Ontario students weigh in on school schedule, lack of social interaction

News Oct 14, 2020 by Veronica Appia Toronto.com

Before the COVID-19 pandemic hit, Andrew Fuller was thriving at school.

The third-year York University student, who had been dealing with depression, said for the first time in years, he felt like he really had control over his studies.

“I went through the whole school year for the first time totally going to all my classes and staying motivated the whole year,” he said.

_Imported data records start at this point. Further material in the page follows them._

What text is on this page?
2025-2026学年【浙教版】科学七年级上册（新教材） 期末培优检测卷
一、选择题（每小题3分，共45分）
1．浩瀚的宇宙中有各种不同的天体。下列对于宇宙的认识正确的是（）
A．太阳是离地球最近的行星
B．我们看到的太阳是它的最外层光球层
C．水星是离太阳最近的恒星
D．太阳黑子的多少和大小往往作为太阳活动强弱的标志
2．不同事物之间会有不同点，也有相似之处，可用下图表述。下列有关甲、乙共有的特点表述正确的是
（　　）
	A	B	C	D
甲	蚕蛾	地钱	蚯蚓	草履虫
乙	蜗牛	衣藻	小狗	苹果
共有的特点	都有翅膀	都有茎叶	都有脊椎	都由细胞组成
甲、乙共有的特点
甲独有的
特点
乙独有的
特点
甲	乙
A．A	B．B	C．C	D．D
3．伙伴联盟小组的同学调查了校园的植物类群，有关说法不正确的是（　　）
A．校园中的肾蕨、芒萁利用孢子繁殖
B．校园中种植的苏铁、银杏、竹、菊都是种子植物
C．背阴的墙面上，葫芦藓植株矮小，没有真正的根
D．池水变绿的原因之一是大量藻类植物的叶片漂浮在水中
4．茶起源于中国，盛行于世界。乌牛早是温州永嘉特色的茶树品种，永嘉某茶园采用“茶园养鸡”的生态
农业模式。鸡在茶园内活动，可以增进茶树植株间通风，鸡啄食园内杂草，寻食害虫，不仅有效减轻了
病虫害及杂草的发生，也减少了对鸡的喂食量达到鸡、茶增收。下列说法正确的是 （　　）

But once schools turned to online models of learning in March, his progress came to a halt. Fuller said he found himself unmotivated, falling into old patterns due to the lack of routine.

Related Content

This semester has been even more challenging.

“It's been pretty brutal, honestly. The school online component has been strange; there's not much consistency … some classes are completely synchronous and live, and some of them are completely asynchronous,” he said. “It's been very difficult just because I’m someone that needs structure.”

In a previous interview with Torstar about mental health amid the pandemic, Meagan MacKenzie, an assistant professor of psychology at McMaster University, cited a routine schedule as one potential mitigating strategy for those dealing with depression, adding that “it takes away that feeling of uncertainty that we might have in this pandemic situation.”

Fuller said even small activities scheduled into his week, like being able to work out of a coffee shop or having in-person discussions in a university tutorial, have been helpful in the past.

“Not being able to do that now is also kind of obstructing me,” he added. “It's not easy for me to work at home. I don't find that I can focus very well.”

On Oct. 6, the Ontario government announced an investment of $19.25 million into mental health initiatives for post-secondary students, which includes a mental health helpline, an online application, a knowledge exchange hub and grants for mental health workers and services.

“Our government is ensuring post-secondary students have the right mental health services and supports that they need during these unprecedented times,” Health Minister Christine Elliott said in a news release. “Targeted investments like this one, is another example of how we continue to build a comprehensive and connected mental health and addictions system, so every Ontarian feels supported so they can maintain their mental wellness.”

Fuller, who has been advocating for more accessible mental health services for students, said this is a good step.

andrewfullerAndrew Fuller is in his third year at York University. - Andrew Fuller photo

For many students navigating high school this year, their new COVID-19 schedule has also been difficult to manage.

Sevin Davies, a Grade 10 student from Beamsville, said the new quadmester model adopted by school boards across the province has added an extra element of stress to the year, as he and his peers are now learning the same subject for six hours each day and will finish the credit for that course within only a few weeks. 

“It can get frustrating and tough sometimes,” he said.

Davies, along with two of his Grade 10 peers, Duncan McDonald and Adia Binfield, are currently raising funds for children’s mental health, as part of an annual initiative, called the Mane Event, which supports local mental health foundation, Pathstone. The group is hoping to raise $10,000 this year.

“It’s very real that kids suffer from mental health too, so if they see someone like them that’s speaking out about it, they’re more likely to go and try to find help,” Binfield said.

McDonald added that another aspect of back-to-school that has been challenging for him and his peers is the lack of social time with friends.

“Lunch times are staggered and you really don’t see any of your friends all day because you’re six feet apart from anyone in the school,” he said. “It’s very difficult in a social environment like a school, to have no social contact. And just have six hours of school with no friends, really.”

Davies said the campaign is especially timely as kids are back in school and dealing with a lot of mental stressors. 

“Mental illnesses have been completely through the roof and fundraising has been really hard, but the mental illness doesn’t stop. People still need help,” Davies said. “So we need to find a way to raise money.”